CAMP SPRINGS - As raindrops trickled down their windowpanes yesterday, National Weather service forecasters said that drought conditions likely will persist through September in Central Maryland, and in much of the East and Gulf coast states. But summer showers should bring at least some relief.
"The East Coast drought will slowly improve as the summer unfolds," said John E. Jones Jr., deputy director of the National Weather Service. Scattered water shortages, however, are likely to crop up during normal summer dry spells.
Yesterday's showers delivered 0.37 inches of rain at Baltimore-Washington International Airport by evening. More than an inch fell in some locations, and none in others as the hit-and-miss showers and thunderstorms rolled through.
Rainfall for the month was running above normal yesterday at BWI. But the airport has seen one month - April - since September that ended with a surplus of precipitation.
From September through May, BWI recorded 59 percent of its normal precipitation, according to the weather service. For the 12 months endingJune 10, rainfall shortages across the state ranged from 2.2 inches in Garrett County, to 14 inches in Harford County.
The 12-month deficit in Baltimore is more than 12 inches.
"We're barely holding even, and in fact, we're not even doing that too well," said Jim Laver, director of the weather service's Climate Prediction Center. "Even though things have greened up quite well," he said, "it takes well-distributed rainfall over a longer term" to end a drought.
'Hydrological' problem
Central Maryland's drought is officially classified as "severe," but it is a "hydrological" drought. That means it is primarily affecting ground-water supplies and stream flows. Farmers and landscapers have generally received enough rain to keep surface soils moist and crops and shrubs healthy.

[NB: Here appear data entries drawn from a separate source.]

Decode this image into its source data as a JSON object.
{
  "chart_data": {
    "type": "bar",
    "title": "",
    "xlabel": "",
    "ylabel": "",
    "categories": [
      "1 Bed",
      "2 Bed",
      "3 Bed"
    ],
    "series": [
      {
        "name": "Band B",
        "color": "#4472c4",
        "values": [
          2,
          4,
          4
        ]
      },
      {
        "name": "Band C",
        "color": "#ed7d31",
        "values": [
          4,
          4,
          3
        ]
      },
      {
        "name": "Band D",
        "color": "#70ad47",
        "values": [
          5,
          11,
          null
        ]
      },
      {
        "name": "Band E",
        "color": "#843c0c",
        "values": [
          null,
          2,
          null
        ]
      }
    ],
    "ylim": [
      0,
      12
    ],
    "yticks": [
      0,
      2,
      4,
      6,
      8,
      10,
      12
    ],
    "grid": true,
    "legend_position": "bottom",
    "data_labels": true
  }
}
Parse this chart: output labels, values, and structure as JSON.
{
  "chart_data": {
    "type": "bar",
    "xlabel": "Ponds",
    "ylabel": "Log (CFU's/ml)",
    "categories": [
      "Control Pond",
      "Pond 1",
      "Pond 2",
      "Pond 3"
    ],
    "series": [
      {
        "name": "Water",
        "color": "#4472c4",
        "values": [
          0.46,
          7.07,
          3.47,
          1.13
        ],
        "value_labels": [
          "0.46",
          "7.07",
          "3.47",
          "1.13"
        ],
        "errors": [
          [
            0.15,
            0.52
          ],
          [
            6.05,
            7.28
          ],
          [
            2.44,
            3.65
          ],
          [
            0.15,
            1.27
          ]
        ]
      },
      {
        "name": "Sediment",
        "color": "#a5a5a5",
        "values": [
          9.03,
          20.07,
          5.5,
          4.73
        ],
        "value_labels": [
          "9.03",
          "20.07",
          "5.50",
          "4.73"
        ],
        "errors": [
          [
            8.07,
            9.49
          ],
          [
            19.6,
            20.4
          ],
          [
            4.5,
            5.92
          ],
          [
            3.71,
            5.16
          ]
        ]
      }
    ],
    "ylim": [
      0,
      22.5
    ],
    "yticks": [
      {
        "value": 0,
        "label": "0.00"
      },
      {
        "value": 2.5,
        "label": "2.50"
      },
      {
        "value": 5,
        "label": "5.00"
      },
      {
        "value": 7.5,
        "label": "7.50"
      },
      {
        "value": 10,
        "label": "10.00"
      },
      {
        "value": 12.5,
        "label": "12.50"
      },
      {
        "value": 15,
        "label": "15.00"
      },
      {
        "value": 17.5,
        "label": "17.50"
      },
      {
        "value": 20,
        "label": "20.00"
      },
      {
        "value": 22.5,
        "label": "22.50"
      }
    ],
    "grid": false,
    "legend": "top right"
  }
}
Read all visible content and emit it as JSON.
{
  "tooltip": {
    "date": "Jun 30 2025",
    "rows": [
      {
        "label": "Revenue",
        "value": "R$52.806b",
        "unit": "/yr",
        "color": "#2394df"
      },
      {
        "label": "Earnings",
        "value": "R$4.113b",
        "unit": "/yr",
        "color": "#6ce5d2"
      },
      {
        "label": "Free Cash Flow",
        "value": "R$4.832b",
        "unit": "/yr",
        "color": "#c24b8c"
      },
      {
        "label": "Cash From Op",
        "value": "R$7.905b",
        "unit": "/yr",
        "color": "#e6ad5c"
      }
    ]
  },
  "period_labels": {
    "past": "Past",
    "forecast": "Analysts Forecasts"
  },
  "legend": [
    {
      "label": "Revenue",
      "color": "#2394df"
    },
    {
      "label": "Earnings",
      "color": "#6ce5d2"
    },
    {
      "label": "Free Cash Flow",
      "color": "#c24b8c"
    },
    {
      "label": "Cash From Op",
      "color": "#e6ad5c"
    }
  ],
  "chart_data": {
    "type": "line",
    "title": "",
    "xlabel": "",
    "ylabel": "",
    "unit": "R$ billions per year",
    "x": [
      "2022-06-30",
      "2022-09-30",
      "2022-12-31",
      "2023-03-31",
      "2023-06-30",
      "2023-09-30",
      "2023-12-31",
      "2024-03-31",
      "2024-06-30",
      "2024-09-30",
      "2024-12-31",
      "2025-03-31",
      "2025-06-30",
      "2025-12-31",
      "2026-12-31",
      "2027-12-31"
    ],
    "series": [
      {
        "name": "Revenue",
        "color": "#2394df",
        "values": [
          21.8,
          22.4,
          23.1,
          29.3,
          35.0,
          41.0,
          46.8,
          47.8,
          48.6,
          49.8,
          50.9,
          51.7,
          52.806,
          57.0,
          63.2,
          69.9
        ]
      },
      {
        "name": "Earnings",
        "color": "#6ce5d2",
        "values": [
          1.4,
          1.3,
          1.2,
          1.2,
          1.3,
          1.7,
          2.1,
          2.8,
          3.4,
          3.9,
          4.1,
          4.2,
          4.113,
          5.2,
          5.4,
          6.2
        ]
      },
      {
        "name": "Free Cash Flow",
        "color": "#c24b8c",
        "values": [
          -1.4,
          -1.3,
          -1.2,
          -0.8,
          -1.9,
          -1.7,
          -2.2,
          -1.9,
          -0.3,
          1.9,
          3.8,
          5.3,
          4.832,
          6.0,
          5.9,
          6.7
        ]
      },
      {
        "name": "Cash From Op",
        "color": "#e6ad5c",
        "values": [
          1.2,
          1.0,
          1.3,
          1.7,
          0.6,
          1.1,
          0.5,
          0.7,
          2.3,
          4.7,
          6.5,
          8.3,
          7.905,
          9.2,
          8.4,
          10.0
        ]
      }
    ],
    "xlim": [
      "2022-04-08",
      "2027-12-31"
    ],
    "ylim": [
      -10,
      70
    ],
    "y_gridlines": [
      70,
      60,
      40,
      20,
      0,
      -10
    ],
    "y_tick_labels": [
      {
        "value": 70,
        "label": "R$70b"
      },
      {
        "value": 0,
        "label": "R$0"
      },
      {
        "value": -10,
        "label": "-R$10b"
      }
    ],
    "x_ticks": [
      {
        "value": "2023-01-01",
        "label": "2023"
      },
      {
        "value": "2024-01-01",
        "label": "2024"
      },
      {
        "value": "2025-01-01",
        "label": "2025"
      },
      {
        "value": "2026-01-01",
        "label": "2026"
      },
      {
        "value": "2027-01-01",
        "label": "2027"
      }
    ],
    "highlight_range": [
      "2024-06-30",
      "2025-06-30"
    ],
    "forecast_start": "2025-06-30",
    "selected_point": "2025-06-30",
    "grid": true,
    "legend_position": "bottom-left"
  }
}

Ground-water levels, however, were hitting record lows in some Maryland streams last month for the fifth straight month. Stream gauges operated by the U.S. Geological Survey showed yesterday that water levels remained at or near record lows.
Records were set in the Little Falls and Patapsco River in Baltimore County; Deer Creek and Winters Run in Harford County; the Monocacy River at Jug Bridge in Frederick County; and Clement Creek in St. Mary's County.
The drought emergency in Central Maryland, and the mandatory restrictions in water consumption imposed in April by Gov. Parris N. Glendening, remain in force. They include Carroll, Harford, Frederick, western Howard, northern Montgomery and northern Baltimore counties.
Drought warnings and voluntary watering bans remain in place in Southern Maryland and in the suburbs of Baltimore and Washington served by city water supplies.
Nationwide drought
The drought conditions that persist in Maryland east of Allegany County are part of a much larger pattern. Conditions ranging from abnormally dry to extreme drought persist from Maine to Florida, and westward along the Gulf Coast to southern Texas.
The driest conditions in the East, threatening agriculture and water supplies as well as raising the fire danger, are in central Georgia, the Carolinas and southern Virginia.
In the West, drought conditions dominate from the High Plains to Southern California, and from the Canadian border to Mexico. The driest conditions are in the Four Corners region of Colorado, Arizona, Utah and New Mexico.
"It's normal to have drought in the United States," Laver said. But "the area covered by drought this year is rather exceptional - nearly 50 percent."
Waiting for El NiM-qo
The dry conditions, especially in the West, have built up over a number of years, he said. There may be no relief until the El NiM-qo phenomenon that is beginning to warm water temperatures in the eastern tropical Pacific Ocean begin to influence global weather patterns.
Abnormally cool water in that region of the Pacific - a phenomenon known as La Nina - has contributed to several years of dry conditions in middle latitudes worldwide, including the devastating drought in Afghanistan, Laver said.
"Until you have an El NiM-qo to bring moisture back to the mid-latitudes, including the United States," he said, "your chances for [drought] relief tend to be reduced."